In dieser Zeit wohl beginnen fromme Juden, sich in Synagogen (griech. συναγωγή synagōgḗ „Versammeln, Versammlungsort“ ), jüdischen Versammlungs- und Gotteshäusern, zu treffen und einen Wortgottesdienst zu halten.

Nicht alle Juden kehren in die Heimat der Väter zurück. So ist das babylonische Exil auch der Beginn der Diaspora (griech. διασπορά diasporá „Zerstreuung“). Es beginnt auch die bewusste Absonderung der Juden von anderen Völkern (z.B. Verbot von Mischehen), die endgültige – auch theologische – Trennung von den Samaritanern (Samaritanisches Schisma), die nur die Tora als hl. Schrift gelten lassen und ein zentrales Heiligtum auf dem Berg Garizim errichten.

In Palästina beginnt der Aufstieg der Tempelaristokratie. An der Spitze des Volkes steht der Hohepriester (Theokratie). An Stelle der Prophetie ist die Weisheit und Schriftgelehrsamkeit getreten. Die Betonung liegt jetzt auf der planvollen Ordnung Gottes, der sich der Mensch vertrauensvoll unterstellen darf.

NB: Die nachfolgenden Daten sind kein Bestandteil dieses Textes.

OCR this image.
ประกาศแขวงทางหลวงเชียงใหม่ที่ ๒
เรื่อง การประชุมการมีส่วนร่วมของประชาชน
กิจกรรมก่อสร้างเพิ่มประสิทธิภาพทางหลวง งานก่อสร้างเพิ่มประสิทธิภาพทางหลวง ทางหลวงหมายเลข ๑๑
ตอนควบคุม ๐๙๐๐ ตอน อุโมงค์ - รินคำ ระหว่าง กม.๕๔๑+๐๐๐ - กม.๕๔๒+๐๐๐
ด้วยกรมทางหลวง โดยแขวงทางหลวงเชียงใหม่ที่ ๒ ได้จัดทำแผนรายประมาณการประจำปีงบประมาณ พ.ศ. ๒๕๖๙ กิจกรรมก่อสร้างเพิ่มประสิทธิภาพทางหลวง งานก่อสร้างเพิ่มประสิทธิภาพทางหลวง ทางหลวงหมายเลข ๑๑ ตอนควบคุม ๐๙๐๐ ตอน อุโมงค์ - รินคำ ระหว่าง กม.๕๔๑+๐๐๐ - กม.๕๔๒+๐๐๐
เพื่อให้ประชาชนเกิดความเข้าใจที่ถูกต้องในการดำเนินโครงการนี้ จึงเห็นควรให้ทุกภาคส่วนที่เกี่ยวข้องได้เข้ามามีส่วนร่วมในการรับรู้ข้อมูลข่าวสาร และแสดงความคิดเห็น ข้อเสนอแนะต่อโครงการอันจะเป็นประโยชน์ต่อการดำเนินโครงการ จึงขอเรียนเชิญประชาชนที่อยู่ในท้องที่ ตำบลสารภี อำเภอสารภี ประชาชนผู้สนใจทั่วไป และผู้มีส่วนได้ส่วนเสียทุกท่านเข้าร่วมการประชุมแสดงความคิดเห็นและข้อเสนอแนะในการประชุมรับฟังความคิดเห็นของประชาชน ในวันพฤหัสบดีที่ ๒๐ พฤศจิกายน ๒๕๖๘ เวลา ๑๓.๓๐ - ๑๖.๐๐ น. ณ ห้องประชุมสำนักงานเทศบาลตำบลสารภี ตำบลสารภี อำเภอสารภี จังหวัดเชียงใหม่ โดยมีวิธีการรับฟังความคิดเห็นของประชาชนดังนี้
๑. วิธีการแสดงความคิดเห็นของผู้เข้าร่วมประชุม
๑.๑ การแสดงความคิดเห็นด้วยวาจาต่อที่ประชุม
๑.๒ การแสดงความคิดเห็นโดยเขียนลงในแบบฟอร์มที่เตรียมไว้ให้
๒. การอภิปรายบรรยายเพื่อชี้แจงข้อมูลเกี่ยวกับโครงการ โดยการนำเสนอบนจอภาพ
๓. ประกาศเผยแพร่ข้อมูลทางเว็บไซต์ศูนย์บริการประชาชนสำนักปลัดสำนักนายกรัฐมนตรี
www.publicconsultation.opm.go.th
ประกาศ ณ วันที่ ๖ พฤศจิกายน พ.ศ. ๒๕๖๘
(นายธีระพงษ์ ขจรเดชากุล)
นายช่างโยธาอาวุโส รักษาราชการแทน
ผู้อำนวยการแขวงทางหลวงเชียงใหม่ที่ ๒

Palästina gehört zunächst zum Persischen Reich, nachdem Alexander der Große das Perserreich erobert hat, zum Ptolemäerreich (ca. 300-200). In dieser Zeit wird das AT ins Griech. übersetzt (die lat. Septuaginta „siebzig“, weil nach der Überlieferung von siebzig (eigentlich: 72) Übersetzern hergestellt).

Seit 200 gehört Palästina zum Seleukidenreich. Die Seleukiden betreiben seit 167 eine zwangweise Hellenisierung Israels: Verbot des Tempelkultes, der Beschneidung, der Einhaltung des Sabbats; Aufstellung eines Zeusaltars im Tempel; Verfolgung von Gesetzestreuen. Dagegen revoltiert die orthodoxe Landbevölkerung unter der Führung der Hasmonäer, besonders des Judas (yehûdâ), genannt Makkabäus (hebr. ham-makabî, < aram. maqqabay „der Hammer“?). 164 zieht Judas in Jerusalem ein und lässt den Tempel neu einweihen (Urspung des  Chanukka-Festes). Unter Johannes Hyrkanos I. (135-104), der König und Hoherpriester zugleich ist, wird Judäa politisch unabhängig.

In der Zeit der Verfolgung entsteht eine neue Form theologischer Geschichtsdeutung: die Apokalyptik (v. griech. ἀποκάλυψις apokálypsis „Enthüllung, Offenbarung“), die mit dem Kommen des Gottesreiches, begleitet von einer Endkatatstrophe rechnet (im AT: Daniel). Es entsteht der Glaube an die Auferweckung von den Toten (denn wie anders sollte Gott die Glaubenstreue der Märtyrer belohnen?). Anstelle eines irdischen Messias aus dem Haus Davids hofft man auf einen transzendenten Richter und Retter, den Menschensohn ( Dan 7,13f).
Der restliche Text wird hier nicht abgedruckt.